Every family business is implicitly optimising for something. The question is whether the family has chosen what that something is — or whether it has simply inherited an assumption from the founding generation and never examined it.

The three things a family business can optimise for are growth, liquidity, and control. They are not mutually exclusive, but they are in tension. Prioritising one constrains the others. And families that have never explicitly discussed which they are prioritising — and why — tend to discover the tension at the worst possible moment.

What each priority actually means

A family optimising for growth is willing to reinvest capital, accept dilution, take on partners, and delay distributions in service of building a larger enterprise. This requires alignment across the ownership group — because growth consumes the cash that could otherwise go to family members who need it.

A family optimising for liquidity is prioritising the ability of family members to convert ownership into cash — through dividends, share buybacks, or outright sale. This often signals a family whose members have diverging financial needs, or one that is preparing for a generational transition.

A family optimising for control is prioritising the preservation of family decision-making authority, even at the cost of growth or liquidity. This is not inherently conservative — it is a legitimate choice. But it requires the family to be honest about what they are giving up in order to maintain it.

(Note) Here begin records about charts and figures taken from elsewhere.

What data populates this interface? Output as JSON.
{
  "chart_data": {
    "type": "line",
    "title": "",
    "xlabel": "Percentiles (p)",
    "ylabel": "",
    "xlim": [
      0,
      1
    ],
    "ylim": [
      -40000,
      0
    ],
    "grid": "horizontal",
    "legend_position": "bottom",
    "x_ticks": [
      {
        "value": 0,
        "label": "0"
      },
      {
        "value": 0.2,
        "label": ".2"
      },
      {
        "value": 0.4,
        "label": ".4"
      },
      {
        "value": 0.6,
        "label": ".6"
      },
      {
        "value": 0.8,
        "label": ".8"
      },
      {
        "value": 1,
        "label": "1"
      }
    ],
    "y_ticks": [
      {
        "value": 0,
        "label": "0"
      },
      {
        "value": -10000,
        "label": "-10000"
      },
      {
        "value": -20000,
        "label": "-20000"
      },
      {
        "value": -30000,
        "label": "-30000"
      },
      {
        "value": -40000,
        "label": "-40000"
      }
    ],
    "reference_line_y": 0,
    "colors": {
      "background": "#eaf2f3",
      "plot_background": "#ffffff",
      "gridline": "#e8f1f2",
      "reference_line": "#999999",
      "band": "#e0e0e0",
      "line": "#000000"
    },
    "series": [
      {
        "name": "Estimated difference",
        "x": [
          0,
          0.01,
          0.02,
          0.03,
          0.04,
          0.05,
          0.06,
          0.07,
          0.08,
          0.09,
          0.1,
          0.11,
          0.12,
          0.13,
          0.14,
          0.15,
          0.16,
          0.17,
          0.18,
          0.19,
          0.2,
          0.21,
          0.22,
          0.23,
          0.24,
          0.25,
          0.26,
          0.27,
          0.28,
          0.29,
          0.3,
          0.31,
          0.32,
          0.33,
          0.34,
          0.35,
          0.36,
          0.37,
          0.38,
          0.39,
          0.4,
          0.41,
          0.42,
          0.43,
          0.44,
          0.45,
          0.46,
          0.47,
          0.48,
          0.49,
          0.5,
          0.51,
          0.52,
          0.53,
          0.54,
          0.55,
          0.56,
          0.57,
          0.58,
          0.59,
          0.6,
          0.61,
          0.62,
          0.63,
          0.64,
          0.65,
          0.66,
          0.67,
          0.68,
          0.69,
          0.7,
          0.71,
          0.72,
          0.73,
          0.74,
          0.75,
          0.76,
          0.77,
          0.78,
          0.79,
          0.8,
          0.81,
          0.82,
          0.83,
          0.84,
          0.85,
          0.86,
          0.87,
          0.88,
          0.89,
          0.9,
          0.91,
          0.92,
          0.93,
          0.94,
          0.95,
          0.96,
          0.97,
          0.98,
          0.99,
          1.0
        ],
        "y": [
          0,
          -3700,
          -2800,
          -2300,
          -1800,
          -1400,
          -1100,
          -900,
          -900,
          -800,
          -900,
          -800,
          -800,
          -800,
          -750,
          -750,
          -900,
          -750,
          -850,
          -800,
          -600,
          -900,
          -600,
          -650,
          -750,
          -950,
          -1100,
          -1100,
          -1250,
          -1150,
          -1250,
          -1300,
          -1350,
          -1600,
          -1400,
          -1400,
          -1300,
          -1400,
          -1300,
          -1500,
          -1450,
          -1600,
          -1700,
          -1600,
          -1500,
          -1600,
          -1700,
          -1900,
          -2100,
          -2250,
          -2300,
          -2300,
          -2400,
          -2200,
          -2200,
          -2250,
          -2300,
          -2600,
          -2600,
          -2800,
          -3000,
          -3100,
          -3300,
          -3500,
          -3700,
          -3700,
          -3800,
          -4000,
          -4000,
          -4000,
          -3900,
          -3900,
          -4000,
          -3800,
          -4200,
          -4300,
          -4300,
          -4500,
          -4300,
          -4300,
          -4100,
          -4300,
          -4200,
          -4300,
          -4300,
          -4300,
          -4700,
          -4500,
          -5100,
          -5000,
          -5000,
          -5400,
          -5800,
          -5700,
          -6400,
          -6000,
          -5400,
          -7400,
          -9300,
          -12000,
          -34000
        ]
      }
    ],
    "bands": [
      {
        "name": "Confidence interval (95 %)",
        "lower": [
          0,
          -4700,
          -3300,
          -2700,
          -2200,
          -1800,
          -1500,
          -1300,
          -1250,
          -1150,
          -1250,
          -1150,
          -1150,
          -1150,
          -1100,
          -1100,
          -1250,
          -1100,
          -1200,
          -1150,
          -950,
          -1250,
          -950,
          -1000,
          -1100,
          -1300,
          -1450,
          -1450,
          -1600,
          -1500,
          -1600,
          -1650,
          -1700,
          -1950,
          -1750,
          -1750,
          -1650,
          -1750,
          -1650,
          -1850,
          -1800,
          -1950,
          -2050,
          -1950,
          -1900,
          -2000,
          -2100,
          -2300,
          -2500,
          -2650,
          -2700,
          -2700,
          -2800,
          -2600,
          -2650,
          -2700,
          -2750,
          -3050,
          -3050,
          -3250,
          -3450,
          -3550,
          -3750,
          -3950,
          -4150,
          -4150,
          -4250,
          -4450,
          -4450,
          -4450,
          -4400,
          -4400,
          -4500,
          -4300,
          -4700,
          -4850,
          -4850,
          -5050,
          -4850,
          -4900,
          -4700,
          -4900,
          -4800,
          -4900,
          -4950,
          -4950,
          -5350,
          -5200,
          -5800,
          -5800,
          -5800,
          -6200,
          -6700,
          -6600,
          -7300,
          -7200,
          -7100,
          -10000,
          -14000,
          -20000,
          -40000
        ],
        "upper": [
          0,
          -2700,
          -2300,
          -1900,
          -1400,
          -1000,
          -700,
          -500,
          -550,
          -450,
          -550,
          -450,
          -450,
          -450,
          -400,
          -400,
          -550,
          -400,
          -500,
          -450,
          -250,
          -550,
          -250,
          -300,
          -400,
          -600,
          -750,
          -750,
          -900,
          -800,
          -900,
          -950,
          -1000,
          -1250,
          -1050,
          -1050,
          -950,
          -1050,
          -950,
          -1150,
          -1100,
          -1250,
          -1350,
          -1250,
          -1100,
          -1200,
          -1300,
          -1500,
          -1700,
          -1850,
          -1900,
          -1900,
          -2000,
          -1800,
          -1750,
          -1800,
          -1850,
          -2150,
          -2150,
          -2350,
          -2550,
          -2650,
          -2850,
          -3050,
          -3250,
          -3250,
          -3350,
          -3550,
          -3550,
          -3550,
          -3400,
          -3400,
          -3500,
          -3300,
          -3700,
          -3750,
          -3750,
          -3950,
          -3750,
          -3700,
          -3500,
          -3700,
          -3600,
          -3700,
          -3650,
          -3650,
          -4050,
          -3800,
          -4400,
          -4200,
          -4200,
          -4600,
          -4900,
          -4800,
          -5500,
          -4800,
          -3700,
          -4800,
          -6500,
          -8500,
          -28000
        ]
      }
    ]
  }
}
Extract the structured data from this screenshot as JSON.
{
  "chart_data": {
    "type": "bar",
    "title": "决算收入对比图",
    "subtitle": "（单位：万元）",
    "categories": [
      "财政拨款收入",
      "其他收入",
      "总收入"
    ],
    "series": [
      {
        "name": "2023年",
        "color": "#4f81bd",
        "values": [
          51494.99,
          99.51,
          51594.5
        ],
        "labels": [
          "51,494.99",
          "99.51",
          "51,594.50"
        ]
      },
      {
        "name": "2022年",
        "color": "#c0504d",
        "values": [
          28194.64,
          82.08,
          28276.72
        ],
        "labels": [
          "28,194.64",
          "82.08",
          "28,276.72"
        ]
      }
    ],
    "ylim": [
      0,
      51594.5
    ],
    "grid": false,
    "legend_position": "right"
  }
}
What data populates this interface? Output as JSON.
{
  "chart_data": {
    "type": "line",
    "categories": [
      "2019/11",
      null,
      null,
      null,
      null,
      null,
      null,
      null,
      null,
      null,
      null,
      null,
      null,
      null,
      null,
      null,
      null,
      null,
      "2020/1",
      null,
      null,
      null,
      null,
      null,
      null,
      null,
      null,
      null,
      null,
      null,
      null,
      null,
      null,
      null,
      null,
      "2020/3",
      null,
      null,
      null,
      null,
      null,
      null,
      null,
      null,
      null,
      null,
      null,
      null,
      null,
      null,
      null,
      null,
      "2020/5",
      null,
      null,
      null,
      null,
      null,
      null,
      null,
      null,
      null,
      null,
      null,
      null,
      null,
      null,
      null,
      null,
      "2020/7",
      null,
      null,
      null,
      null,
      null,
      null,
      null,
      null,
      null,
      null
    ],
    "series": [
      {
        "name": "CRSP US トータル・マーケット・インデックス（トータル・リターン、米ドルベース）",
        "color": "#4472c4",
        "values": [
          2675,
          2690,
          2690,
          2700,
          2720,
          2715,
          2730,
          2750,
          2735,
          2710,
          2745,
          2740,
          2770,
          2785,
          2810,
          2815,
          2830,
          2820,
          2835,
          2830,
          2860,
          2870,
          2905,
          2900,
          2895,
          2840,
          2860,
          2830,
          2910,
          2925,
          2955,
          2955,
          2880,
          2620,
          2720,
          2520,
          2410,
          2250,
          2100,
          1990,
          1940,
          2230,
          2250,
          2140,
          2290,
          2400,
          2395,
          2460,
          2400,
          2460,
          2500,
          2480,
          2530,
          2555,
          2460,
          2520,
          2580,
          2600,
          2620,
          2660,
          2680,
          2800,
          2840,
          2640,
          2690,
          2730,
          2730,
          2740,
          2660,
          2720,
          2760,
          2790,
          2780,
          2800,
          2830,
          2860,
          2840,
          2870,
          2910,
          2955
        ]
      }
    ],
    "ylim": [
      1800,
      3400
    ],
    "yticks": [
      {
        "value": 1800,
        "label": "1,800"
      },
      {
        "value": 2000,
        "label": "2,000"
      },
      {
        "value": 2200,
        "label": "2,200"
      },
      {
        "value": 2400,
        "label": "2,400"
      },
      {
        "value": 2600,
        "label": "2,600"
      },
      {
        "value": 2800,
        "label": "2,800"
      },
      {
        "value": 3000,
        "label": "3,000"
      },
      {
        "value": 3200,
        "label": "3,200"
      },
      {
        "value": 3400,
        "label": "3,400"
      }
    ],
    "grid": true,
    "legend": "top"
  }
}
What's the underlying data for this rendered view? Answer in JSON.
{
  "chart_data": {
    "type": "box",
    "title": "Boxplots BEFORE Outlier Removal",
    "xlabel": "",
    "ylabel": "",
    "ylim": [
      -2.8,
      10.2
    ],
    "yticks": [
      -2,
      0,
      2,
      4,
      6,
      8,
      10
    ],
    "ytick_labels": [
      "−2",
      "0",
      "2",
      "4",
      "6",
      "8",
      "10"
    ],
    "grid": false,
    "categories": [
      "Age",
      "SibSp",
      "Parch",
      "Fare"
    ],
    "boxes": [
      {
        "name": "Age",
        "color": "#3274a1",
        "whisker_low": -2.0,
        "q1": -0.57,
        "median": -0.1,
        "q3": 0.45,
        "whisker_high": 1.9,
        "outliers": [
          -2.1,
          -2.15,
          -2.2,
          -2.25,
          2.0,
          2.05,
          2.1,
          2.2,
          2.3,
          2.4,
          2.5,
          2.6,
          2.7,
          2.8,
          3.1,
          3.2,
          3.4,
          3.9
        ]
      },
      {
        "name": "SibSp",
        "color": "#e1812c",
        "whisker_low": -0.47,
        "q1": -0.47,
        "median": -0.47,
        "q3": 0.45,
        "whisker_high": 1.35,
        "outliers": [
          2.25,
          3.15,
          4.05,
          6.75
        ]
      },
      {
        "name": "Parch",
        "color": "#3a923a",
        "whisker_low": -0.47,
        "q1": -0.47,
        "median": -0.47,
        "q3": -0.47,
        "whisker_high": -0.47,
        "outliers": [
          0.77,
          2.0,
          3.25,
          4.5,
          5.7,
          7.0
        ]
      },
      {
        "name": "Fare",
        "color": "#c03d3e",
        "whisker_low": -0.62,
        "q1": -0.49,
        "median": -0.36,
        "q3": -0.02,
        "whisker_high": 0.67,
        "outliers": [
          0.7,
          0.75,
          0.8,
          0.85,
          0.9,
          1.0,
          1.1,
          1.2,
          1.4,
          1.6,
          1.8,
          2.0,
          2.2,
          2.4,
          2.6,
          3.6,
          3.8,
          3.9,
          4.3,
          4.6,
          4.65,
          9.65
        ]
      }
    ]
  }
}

The owner strategy statement

The most useful thing a family can produce in this area is a short, explicit statement of what it is trying to achieve as owners — not as managers, not as family members, but as owners. What does success look like in ten years? What are we willing to sacrifice for it? What are we not willing to sacrifice?

This document does not need to be long. It does need to be agreed. And it needs to be revisited when circumstances change — because the answer that was right when the founder was alive may not be right when the third generation inherits a stake they did not build.

The takeaway

A family that has never explicitly chosen its ownership priority hasn't made a strategy. It has made an assumption — and assumptions have a way of surfacing as conflicts.